The axis Rome – Los Angeles has always been very strong. Just think that the greatest Italian actors and producers have lived long periods in Hollywood. The first two that come to my mind are Sofia Loren and Dino De Laurentiis. But also Rome, between the 1950s and 1960s was a crossroads of the international jet set, represented by the splendid Via Veneto and told by one of our most famous directors, Federico Fellini in “La Dolce Vita”. Cinecittà represented a Hollywood on the Tiber.
Of course, time passes and things change naturally, but Italian cinema is a story that has interested the whole world and, despite the changes, we can still feel very satisfied. The Italian box office offers us continuous improvement in an international context crossed by global platforms, technological changes and new consumption habits. But the most significant figure is national production. In 2025 Italian films reached 32.7% of the collection and 33.3% of the attendance. A good news on the economic level and not only, is proof that the public loves cinema art.
To fully understand the value of these numbers, we must remember that Italian cinema has gone through seasons of great battles. “No emotion is interrupted” is Fellini’s slogan against advertising interruptions in private TV films in the 1980s. While Hollywood consolidated its industrial domain and commercial television radically changed the media landscape, this slogan became the manifesto of a generation of authors. The film, supported the director, is not a container to break at will, but a flow of emotions, with its own rhythm and its own inner music. In those years, free television was asserting itself thanks to the intuition of Silvio Berlusconi, at the time visionary entrepreneur able to build in a few years a media empire with Channel 5, Italy 1 and Retequattro. Then with the acquisition of the Cineriz da Rizzoli catalogue, in 1983, he scored a watershed: entire film library passed under the control of a private television subject, free to program and interrupt them according to market logic. The conflict exploded openly in 1985, when Fellini denounced Channel 5 for airing his films with advertising inserts.
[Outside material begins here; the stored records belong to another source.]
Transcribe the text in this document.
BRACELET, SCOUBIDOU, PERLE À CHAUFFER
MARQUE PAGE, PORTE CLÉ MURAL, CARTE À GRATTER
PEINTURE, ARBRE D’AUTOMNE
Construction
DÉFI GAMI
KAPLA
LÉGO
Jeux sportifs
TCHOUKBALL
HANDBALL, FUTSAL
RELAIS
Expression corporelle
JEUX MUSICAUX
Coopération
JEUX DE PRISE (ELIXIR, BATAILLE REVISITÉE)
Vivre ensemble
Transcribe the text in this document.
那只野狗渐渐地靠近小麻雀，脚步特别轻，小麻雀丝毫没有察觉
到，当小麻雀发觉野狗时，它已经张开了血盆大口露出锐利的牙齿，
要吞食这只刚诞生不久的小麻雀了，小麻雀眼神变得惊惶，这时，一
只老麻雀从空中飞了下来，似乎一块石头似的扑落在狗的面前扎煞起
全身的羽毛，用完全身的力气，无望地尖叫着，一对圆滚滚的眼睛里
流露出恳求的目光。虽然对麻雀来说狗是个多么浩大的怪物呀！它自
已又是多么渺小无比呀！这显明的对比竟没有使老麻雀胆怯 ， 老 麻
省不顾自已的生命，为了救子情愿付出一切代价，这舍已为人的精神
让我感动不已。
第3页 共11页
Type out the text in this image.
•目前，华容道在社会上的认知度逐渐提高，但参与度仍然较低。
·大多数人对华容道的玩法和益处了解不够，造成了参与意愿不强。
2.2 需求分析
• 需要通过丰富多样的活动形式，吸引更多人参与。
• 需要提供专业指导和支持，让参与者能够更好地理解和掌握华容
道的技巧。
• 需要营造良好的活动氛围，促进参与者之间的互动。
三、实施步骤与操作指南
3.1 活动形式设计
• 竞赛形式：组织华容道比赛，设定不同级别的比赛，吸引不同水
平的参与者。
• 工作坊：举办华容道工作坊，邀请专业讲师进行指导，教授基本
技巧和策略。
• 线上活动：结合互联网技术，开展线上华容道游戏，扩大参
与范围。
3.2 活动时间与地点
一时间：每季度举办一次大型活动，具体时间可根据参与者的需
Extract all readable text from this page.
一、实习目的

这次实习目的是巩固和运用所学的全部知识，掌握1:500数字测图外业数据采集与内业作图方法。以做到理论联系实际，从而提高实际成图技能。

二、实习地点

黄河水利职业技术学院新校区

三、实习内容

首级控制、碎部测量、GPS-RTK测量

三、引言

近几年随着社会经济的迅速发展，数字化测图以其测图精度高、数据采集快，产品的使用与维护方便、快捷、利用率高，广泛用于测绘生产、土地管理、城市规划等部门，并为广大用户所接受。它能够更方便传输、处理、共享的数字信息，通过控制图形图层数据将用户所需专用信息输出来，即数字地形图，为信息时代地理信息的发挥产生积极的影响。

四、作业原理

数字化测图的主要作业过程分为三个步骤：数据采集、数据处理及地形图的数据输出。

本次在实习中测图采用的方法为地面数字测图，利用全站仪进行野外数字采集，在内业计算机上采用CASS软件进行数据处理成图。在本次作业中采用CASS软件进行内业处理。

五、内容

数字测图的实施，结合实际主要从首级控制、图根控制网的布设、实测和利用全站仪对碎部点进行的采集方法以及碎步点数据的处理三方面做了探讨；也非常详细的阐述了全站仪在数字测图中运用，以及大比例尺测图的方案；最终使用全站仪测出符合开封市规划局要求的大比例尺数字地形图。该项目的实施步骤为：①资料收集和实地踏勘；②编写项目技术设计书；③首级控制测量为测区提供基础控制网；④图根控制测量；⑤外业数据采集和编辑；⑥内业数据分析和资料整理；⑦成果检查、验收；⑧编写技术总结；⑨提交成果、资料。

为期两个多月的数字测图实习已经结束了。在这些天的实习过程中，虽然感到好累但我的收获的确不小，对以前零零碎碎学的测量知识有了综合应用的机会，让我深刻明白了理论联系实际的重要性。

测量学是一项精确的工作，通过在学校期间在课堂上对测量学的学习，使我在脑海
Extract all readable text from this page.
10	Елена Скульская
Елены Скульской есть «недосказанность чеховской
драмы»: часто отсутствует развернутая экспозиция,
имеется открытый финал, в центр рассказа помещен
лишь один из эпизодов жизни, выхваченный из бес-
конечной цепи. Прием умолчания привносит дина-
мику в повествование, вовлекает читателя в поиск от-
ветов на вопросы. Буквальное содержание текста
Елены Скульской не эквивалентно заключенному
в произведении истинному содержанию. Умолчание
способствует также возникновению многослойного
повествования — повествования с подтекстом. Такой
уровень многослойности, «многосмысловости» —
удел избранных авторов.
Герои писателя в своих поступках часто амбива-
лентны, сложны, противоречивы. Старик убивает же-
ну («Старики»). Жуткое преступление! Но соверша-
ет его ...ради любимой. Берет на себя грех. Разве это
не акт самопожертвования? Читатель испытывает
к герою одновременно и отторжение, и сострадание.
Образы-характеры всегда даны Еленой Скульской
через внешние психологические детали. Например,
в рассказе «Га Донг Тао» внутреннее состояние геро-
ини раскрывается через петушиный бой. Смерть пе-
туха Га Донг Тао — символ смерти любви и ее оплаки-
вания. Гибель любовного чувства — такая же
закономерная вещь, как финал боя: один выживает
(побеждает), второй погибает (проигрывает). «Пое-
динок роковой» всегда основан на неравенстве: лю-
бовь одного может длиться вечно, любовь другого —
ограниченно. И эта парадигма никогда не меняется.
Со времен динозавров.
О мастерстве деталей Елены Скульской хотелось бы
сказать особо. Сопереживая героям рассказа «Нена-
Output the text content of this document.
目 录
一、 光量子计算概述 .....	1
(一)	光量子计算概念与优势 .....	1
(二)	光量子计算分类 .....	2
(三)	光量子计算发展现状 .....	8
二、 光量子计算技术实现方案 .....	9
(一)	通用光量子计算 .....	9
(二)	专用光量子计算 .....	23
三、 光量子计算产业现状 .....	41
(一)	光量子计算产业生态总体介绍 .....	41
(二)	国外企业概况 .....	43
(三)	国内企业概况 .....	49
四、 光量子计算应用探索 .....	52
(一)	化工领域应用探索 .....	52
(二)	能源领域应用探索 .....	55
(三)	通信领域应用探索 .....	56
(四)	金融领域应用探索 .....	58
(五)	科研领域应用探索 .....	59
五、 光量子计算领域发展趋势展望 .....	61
His battle also found consensus in a political part: the Italian Communist Party first, and the Democratic Party of the Left, then, made the slogan in the 1995 referendum campaign against interruptions in films. The result was clearly in favor of the commercials with 55,77% of the Italians who chose no. Fellini died in 1993, so he could not witness this epilogue. Moreover, with the advent of free TV, the films also became so accessible to all. No cost.
Thinking about it today seems like a movie thinking about that battle. Yet, history has reserved unexpected developments. In the following years, the Mediaset group has promoted important restorations of the great Italian classics, bringing in the hall and international museums masterpieces of directors like Rossellini, Visconti, Pasolini, as well as Fellini himself. One of these is the project “Cinema Forever”, which allowed a high impact cultural enhancement operation. Restored films have traveled to Moma in New York, reaffirming the role of Italy as an indispensable reference in the history of world cinema.
Looking at the current scenario, Italian cinema would probably need more private investors who join the public facilitation system so as to encourage production and give a greater sprint to the virtuous economic flywheel that revolves around the cinema art.
While America has represented for decades the dominant production model, Italy has offered an authorial look marked by a certain narrative depth, and narrative capacity that has influenced generations of American filmmakers and not only. Dialogue always remains the best form of virtuous contamination.
L’articolo Roma–Hollywood, the golden thread of cinema proviene da IlNewyorkese.